Jacqueline Devreux : désirables désirantes

                   


Les jeunes filles en uniformes n’ont rien de gendarmettes. Dernière étape d’un parcours qui commença avec des autoportraits, ces femmes osent la séduction - sans doute pour que leur attente soit plus brève. Jacqueline Devreux ôte (partiellement) leur voile, tire les rideaux, les ficelles. Le fonctionnement reste secret dans les friselis textiles. Il y a fort à parier que l’ogre qui croiserait le chemin de telles égéries voudrait les emmener dans les bois.  Mais ce sont elles qui lui font boire une potion magique.
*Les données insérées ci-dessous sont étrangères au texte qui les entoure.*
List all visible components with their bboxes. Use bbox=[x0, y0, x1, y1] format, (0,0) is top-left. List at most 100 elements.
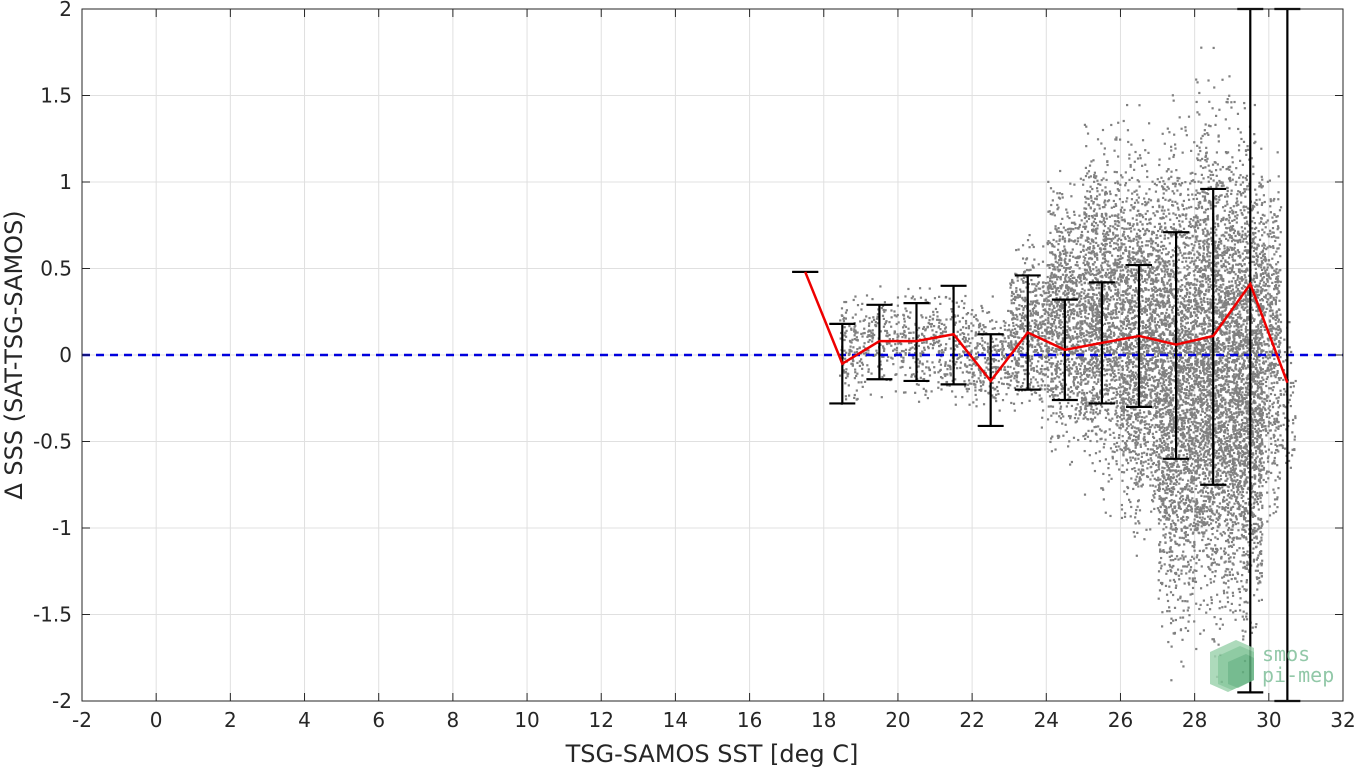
scatter-point bbox=[1079, 405, 1082, 409]
scatter-point bbox=[870, 331, 873, 334]
scatter-point bbox=[1056, 353, 1059, 356]
scatter-point bbox=[1127, 366, 1130, 369]
scatter-point bbox=[970, 330, 973, 333]
scatter-point bbox=[1048, 210, 1051, 213]
scatter-point bbox=[1037, 323, 1040, 326]
scatter-point bbox=[1140, 357, 1143, 360]
scatter-point bbox=[1139, 391, 1142, 394]
scatter-point bbox=[883, 310, 886, 313]
scatter-point bbox=[1087, 295, 1090, 298]
scatter-point bbox=[1156, 330, 1159, 333]
scatter-point bbox=[1102, 359, 1105, 362]
scatter-point bbox=[1016, 318, 1019, 321]
scatter-point bbox=[1119, 424, 1122, 427]
scatter-point bbox=[1088, 164, 1092, 167]
scatter-point bbox=[1056, 287, 1059, 290]
scatter-point bbox=[1075, 242, 1078, 246]
scatter-point bbox=[1047, 210, 1050, 213]
scatter-point bbox=[1149, 335, 1153, 338]
scatter-point bbox=[1149, 391, 1152, 394]
scatter-point bbox=[987, 351, 990, 354]
scatter-point bbox=[1057, 299, 1060, 303]
scatter-point bbox=[884, 329, 887, 332]
scatter-point bbox=[1125, 388, 1128, 391]
scatter-point bbox=[1139, 305, 1142, 308]
scatter-point bbox=[1089, 308, 1092, 312]
scatter-point bbox=[1073, 330, 1077, 333]
scatter-point bbox=[1059, 362, 1062, 365]
scatter-point bbox=[1115, 363, 1118, 366]
scatter-point bbox=[1140, 485, 1143, 488]
scatter-point bbox=[1118, 416, 1122, 419]
scatter-point bbox=[1050, 450, 1054, 453]
scatter-point bbox=[888, 342, 891, 345]
scatter-point bbox=[1099, 390, 1102, 393]
scatter-point bbox=[941, 330, 945, 333]
scatter-point bbox=[1021, 365, 1025, 368]
scatter-point bbox=[1156, 303, 1159, 307]
scatter-point bbox=[1153, 299, 1157, 302]
scatter-point bbox=[1147, 331, 1150, 334]
scatter-point bbox=[1102, 283, 1105, 286]
scatter-point bbox=[1143, 442, 1146, 446]
scatter-point bbox=[1104, 369, 1107, 372]
scatter-point bbox=[1114, 181, 1117, 185]
scatter-point bbox=[943, 323, 946, 326]
scatter-point bbox=[1088, 332, 1091, 335]
scatter-point bbox=[1091, 319, 1094, 322]
scatter-point bbox=[1129, 369, 1133, 372]
scatter-point bbox=[1087, 292, 1090, 296]
scatter-point bbox=[1156, 425, 1159, 428]
scatter-point bbox=[862, 332, 865, 335]
scatter-point bbox=[1139, 472, 1142, 475]
scatter-point bbox=[1134, 452, 1138, 455]
scatter-point bbox=[1079, 378, 1083, 381]
scatter-point bbox=[1140, 295, 1143, 298]
scatter-point bbox=[1075, 323, 1078, 326]
scatter-point bbox=[1022, 281, 1025, 284]
scatter-point bbox=[1063, 281, 1066, 284]
scatter-point bbox=[1062, 415, 1065, 418]
scatter-point bbox=[1119, 174, 1123, 177]
scatter-point bbox=[956, 314, 960, 317]
scatter-point bbox=[1041, 400, 1044, 403]
scatter-point bbox=[1113, 149, 1116, 152]
scatter-point bbox=[1132, 223, 1135, 226]
scatter-point bbox=[1153, 352, 1156, 356]
scatter-point bbox=[1018, 295, 1021, 298]
scatter-point bbox=[1136, 453, 1139, 457]
scatter-point bbox=[1083, 335, 1086, 338]
scatter-point bbox=[1046, 243, 1049, 246]
scatter-point bbox=[1126, 129, 1130, 132]
scatter-point bbox=[1129, 423, 1132, 426]
scatter-point bbox=[892, 338, 895, 341]
scatter-point bbox=[1110, 254, 1114, 257]
scatter-point bbox=[1092, 244, 1095, 248]
scatter-point bbox=[1020, 327, 1023, 330]
scatter-point bbox=[1115, 390, 1118, 393]
scatter-point bbox=[1154, 260, 1157, 264]
scatter-point bbox=[1085, 248, 1088, 251]
scatter-point bbox=[895, 349, 898, 352]
scatter-point bbox=[1142, 381, 1145, 384]
scatter-point bbox=[1047, 405, 1050, 408]
scatter-point bbox=[1119, 406, 1123, 409]
scatter-point bbox=[971, 376, 974, 379]
scatter-point bbox=[1104, 511, 1107, 514]
scatter-point bbox=[871, 332, 874, 335]
scatter-point bbox=[1125, 297, 1128, 300]
scatter-point bbox=[1078, 292, 1081, 295]
scatter-point bbox=[1122, 119, 1125, 123]
scatter-point bbox=[955, 360, 958, 364]
scatter-point bbox=[1069, 303, 1072, 306]
scatter-point bbox=[1090, 323, 1093, 326]
scatter-point bbox=[1091, 362, 1094, 365]
scatter-point bbox=[1113, 379, 1117, 382]
scatter-point bbox=[1114, 316, 1117, 320]
scatter-point bbox=[1106, 250, 1109, 253]
scatter-point bbox=[1045, 328, 1048, 331]
scatter-point bbox=[1006, 382, 1009, 386]
scatter-point bbox=[1153, 280, 1156, 283]
scatter-point bbox=[1127, 432, 1131, 435]
scatter-point bbox=[1135, 253, 1138, 256]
De celle qui réveille les morts, donne courage, dégrafe les corsages dont  les vestiges gris argent brillent sous une lumière troublante, épaisse. La nuit venue les ombres y disparaissent comme à la surface d’un sirop enivrant.
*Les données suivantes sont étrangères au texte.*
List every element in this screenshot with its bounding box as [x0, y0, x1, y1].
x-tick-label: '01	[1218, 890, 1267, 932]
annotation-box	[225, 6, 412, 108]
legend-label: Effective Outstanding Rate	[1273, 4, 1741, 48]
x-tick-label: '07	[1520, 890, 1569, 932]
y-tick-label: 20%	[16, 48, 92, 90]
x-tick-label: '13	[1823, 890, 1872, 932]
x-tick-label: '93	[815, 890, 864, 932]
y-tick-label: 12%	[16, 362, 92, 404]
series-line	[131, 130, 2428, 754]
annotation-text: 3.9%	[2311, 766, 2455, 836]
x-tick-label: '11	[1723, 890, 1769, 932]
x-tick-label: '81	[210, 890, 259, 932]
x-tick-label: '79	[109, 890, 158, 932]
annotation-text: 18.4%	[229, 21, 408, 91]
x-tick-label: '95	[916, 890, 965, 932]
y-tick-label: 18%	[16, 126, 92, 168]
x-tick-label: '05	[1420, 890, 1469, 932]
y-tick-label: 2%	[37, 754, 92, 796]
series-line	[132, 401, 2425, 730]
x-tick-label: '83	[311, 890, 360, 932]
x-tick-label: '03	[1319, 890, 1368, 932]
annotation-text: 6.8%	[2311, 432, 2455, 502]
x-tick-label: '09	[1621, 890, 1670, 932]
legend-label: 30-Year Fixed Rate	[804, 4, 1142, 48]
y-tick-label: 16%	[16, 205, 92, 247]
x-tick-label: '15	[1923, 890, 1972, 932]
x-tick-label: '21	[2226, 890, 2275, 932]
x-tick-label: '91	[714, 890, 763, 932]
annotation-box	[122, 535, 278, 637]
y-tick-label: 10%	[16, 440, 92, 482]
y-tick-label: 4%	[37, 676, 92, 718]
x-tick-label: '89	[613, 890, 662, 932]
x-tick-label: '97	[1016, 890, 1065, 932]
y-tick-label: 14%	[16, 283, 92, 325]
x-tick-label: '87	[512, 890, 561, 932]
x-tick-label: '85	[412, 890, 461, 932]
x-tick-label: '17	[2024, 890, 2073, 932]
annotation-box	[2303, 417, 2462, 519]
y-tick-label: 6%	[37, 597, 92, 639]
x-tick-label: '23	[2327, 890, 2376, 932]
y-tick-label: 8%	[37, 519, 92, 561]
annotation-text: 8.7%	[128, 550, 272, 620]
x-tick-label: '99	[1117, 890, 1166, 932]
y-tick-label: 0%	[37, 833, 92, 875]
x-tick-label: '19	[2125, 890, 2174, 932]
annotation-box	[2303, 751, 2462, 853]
Chaque femme devient une fée. Elle découvre juste ce qu’il faut son secret. Elle devient un  cirque de pétales, une lunaison et surtout une légende. Il n'est pas de nuit si profonde qui ne l’empêche de la voir. Pour les hommes l’arrivée de telles femmes est rêvée : pour elles il ne s’agit que d’un passage. Leur corps de lumière s’offre. Il fait perdre le fil et non la poudre d’escampette.  Jacqueline Devreux oblige à les regarder et à imaginer leurs lallations orgasmiques de sultane.  Elles marchent  dans la nuit comme  Tintin sur la lune, traversent la rouille des lichens, les bistres des varechs. Elles ne proposent rien sans un sens certain du rite. Certains les nomment louves parce qu’ils ne les connaissent pas. En savons-nous plus qu’eux ? Pas sûr. Mais qu’importe. Chacun les espère  cailloux dans sa chaussure, voire diablesses. Et voudrait faire tout pour ne pas se laisser séduire : tout sauf, bien sûr, le nécessaire.


Jean-Paul Gavard-Perret


Jacqueline Devreux, Galerie Pierre Hallet, Bruxelles.